Ocorreu ontem (20) no Estádio Municipal Paulo Machado de Carvalho, também conhecido como Estádio do Pacaembu, em São Paulo, a Grande Final da Copa dos Refugiados e Imigrantes – etapa São Paulo. O evento é organizado anualmente pela ONG África do Coração em parceria com a ACNUR – Agência de Refugiados da ONU, a OIM – Organização Internacional para as Migrações, a Caritas Arquidiocesana de São Paulo – CASP, a Prefeitura de São Paulo e outros apoiadores públicos e privados.

As primeiras fases da Copa iniciaram em agosto nas cidades de Brasília, Porto Alegre, Rio de Janeiro, Recife, Curitiba e São Paulo. A competição envolveu, ao todo, aproximadamente 1.120 atletas, organizados em 46 seleções que agregaram pessoas de 39 nacionalidades em situação de refúgio (solicitantes de refúgio e refugiados reconhecidos) e imigrantes. A final foi disputada entre os times da República Democrática do Congo (RDC) e Níger.

Dessa vez, quem levou a taça de primeiro lugar foi a República Democrática do Congo (RDC) vencendo o Níger, que havia sido campeão na edição anterior do evento, em 2018. O time vencedor ainda irá participar de etapa nacional no Maracanã, no Rio de Janeiro, em novembro deste ano.

Etapa Final da Copa dos Refugiados e Imigrantes no Estádio do Pacaembu | Foto: Lucas Martins (Jornalistas Livres)

Entrevistamos três refugiados e imigrantes que estiveram envolvidos na organização e participação na Copa dos Refugiados e Imigrantes de diferentes maneiras.

Nosso primeiro entrevistado foi Abdulbaset Jarour, refugiado sírio, vice-presidente da ONG África do Coração e Coordenador-Geral da Copa dos Refugiados e Imigrantes.

– Como surgiu a ideia da Copa dos Refugiados e Imigrantes?

A Copa dos Refugiados e Imigrantes surgiu em 2014 com o propósito de chamar atenção da mídia e ajudar na integração dos imigrantes na sociedade brasileira. A ideia de usarmos o futebol foi proposta por um dos imigrantes e acabou sendo apoiada pela ACNUR e pela Caritas de São Paulo. E assim surgiu a ideia, cujo objetivo principal é, primeiramente, realizar integração entre os povos refugiados e imigrantes, mas também integrar os refugiados e imigrantes com o povo da sociedade brasileira, para quebrar todo o olhar preconceituoso e xenofóbico que aumentou muito nos últimos tempos.
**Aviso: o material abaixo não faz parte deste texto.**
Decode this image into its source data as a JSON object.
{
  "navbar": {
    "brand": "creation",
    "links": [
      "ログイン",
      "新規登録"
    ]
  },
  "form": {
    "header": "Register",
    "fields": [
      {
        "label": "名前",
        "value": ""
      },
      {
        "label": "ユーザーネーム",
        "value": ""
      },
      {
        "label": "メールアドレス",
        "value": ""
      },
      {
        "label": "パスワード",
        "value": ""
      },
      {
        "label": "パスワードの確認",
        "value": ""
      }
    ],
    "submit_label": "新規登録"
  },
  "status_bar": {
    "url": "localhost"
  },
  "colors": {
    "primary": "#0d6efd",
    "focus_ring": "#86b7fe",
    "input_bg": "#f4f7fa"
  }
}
Também buscamos chamar atenção do setor público para dar protagonismo às nossas falas para ver se conseguimos mudar as leis. Nós também convidamos autoridades para falarmos sobre a nossa situação. Por isso a Copa dos Refugiados não é para refugiados, nem com refugiados, mas dos refugiados e imigrantes. O nosso outro objetivo é chamar atenção do setor privado para superar uma das maiores dificuldades dos migrantes que chegaram aqui no Brasil: muitos deles são formados e vieram para cá com muita vontade de abraçar uma oportunidade para se sensibilizar mais pela causa. O que menos importa é o resultado. Todo mundo sai ganhando e sai feliz daqui. O nosso objetivo é maior do que isso.

– Você acredita que o esporte cria uma relação entre os povos que facilita a sua integração?

O esporte e o lazer são coisas que realizam a integração em todo o mundo. Há vários tipos de esportes que dão esse ânimo e que ajudam a realizar a integração. Usamos o futebol porque é o “rei dos esportes”, o futebol é uma linguagem universal, pelo qual as pessoas se unem. Nele, todo mundo se abraça. Torcedores, pobres, ricos, todas as raças, todas as cores. Por isso o futebol é uma linguagem universal, e por isso usamos essa linguagem. Ainda mais porque que estamos no Brasil, lugar onde o futebol é sagrado e que funciona como uma “escola de futebol”, sendo o país que mais exporta jogadores do mundo. E também, como sempre falo, acredito que há duas coisas que tocam o coração humano: o amor e o futebol. Por isso usamos essa linguagem e graças a essa luta e resistência conseguimos realizar esses objetivos e estamos aqui com esse projeto que cresceu muito depois da sua criação em 2014.

– Conte um pouco sobre a trajetória da Copa dos Refugiados e Imigrantes desde a sua criação.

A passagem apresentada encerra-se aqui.